Gazete Emek-  Dünya ekseninde gelişmemiş ve gelişmekte olan ülkelerde bilinçli yaşamın ne yazık ki uğrayamadığı coğrafyalarda bireyler yaşama dair çok mutsuzlar. Hele ki günden güne ilerleyen sosyal medya ile globalleşen dünya, artık küçük bir köy haline dönüşmüştür. Dünya geneli kutuplarda bulunan insanlar artık çöldeki insanın yaşam ile mücadelesini, aynı durumda çölde yaşayan insanlar kutupta yaşayan insanların hayatla uğraşını rahatlıkla görüp, izleyebiliyor. Batıdaki insan doğudaki insanın yaşam zorluklarını, doğudaki insan batıdaki insanın yaşam konforunu bu eksende rahatlıkla anlayabiliyor. Ortaçağ karanlığından çıkan Batı, artık aydın ve düşüncelerin özgürlüğüne dair yaşam sahası olarak neredeyse kendini bilince kavuşturmuş, her bireyin refahı ve konforun yaşam merkezi olarak adeta bireyleri kendine cezbettiriyor. Neden doğu da çok mu çağdışı bir süreci veyahut dönemi yaşıyor. Elbette ki hayır! Sadece genel olarak doğu geçmişin çoğu dinlerin, inançların ve geleneklerin yaşandığı, ev sahipliği yaptığı ve halen gölgesinde kaldığı için, o bölgelerde yaşayan bireyler artık tarihin tozlu sayfalarının gölgesinden çıkıp, silkelemeyi yeğliyorlar. Bu durumda çoğu zaman mümkün olmayabiliyor. Savaşlar, isyanlar, başkaldırılar ve kaoslara yol açılabiliyor.
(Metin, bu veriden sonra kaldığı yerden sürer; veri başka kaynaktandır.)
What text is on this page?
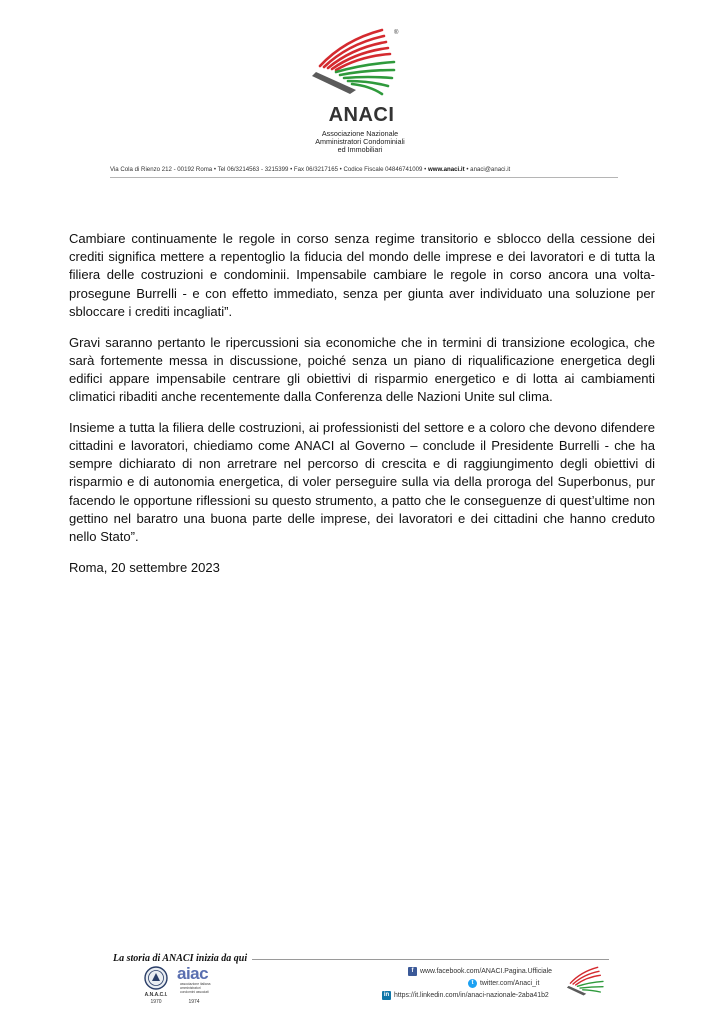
®
ANACI
Associazione Nazionale
Amministratori Condominiali
ed Immobiliari
Via Cola di Rienzo 212 - 00192 Roma • Tel 06/3214563 - 3215399 • Fax 06/3217165 • Codice Fiscale 04846741009 • www.anaci.it • anaci@anaci.it

Cambiare continuamente le regole in corso senza regime transitorio e sblocco della cessione dei crediti significa mettere a repentoglio la fiducia del mondo delle imprese e dei lavoratori e di tutta la filiera delle costruzioni e condominii. Impensabile cambiare le regole in corso ancora una volta- prosegune Burrelli - e con effetto immediato, senza per giunta aver individuato una soluzione per sbloccare i crediti incagliati”.

Gravi saranno pertanto le ripercussioni sia economiche che in termini di transizione ecologica, che sarà fortemente messa in discussione, poiché senza un piano di riqualificazione energetica degli edifici appare impensabile centrare gli obiettivi di risparmio energetico e di lotta ai cambiamenti climatici ribaditi anche recentemente dalla Conferenza delle Nazioni Unite sul clima.

Insieme a tutta la filiera delle costruzioni, ai professionisti del settore e a coloro che devono difendere cittadini e lavoratori, chiediamo come ANACI al Governo – conclude il Presidente Burrelli - che ha sempre dichiarato di non arretrare nel percorso di crescita e di raggiungimento degli obiettivi di risparmio e di autonomia energetica, di voler perseguire sulla via della proroga del Superbonus, pur facendo le opportune riflessioni su questo strumento, a patto che le conseguenze di quest’ultime non gettino nel baratro una buona parte delle imprese, dei lavoratori e dei cittadini che hanno creduto nello Stato”.

Roma, 20 settembre 2023

La storia di ANACI inizia da qui
A.N.A.C.I.
1970
aiac
associazione italiana amministratori condomini associati
1974
f www.facebook.com/ANACI.Pagina.Ufficiale
t twitter.com/Anaci_it
in https://it.linkedin.com/in/anaci-nazionale-2aba41b2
Genel olarak bilinçsiz ve bir ilerleme katedemeyen topluluklar yaşamını tamamen sadece çalışmak ile meşgul olup yeme, içme ve uyku gibi temel yaşam ihtiyaçları dışında gezip dolaşma, yeni şeyleri keşfetme, okuyup sorgulama, sosyal aktivite ve yaşamı güzelleştiren kültürel etkinliklerden uzak, hayvanlar aleminden bir farkı olamayan bir yaşamı sürdürüyorlar. Geçmişte Ortadoğu'da  üzerinde yaşadığımız coğrafyanın insanları bütün günü sadece iş-güç ile meşgul olup, bunun yanında birde kulaktan duyma bilgiler ile inanç edindikleri çok korkutucu dogmatik dini ve töre karışımı kırılmaz katı kuralları vardır. Bu gerici katı kurallar birçok çocuğun, gencin ve kadınların canına mal olacak, birçok acı ama gerçek  hikayeler yaşatmıştır. Cehaletin sarsılmaz temeller üzerinde inşa edilmiş bu coğrafyanın kaderini, diğer insanlar gibi güzel bir geleceğe ulaşamayan gençlerin laneti ile günden güne nice umutları heba oluyor.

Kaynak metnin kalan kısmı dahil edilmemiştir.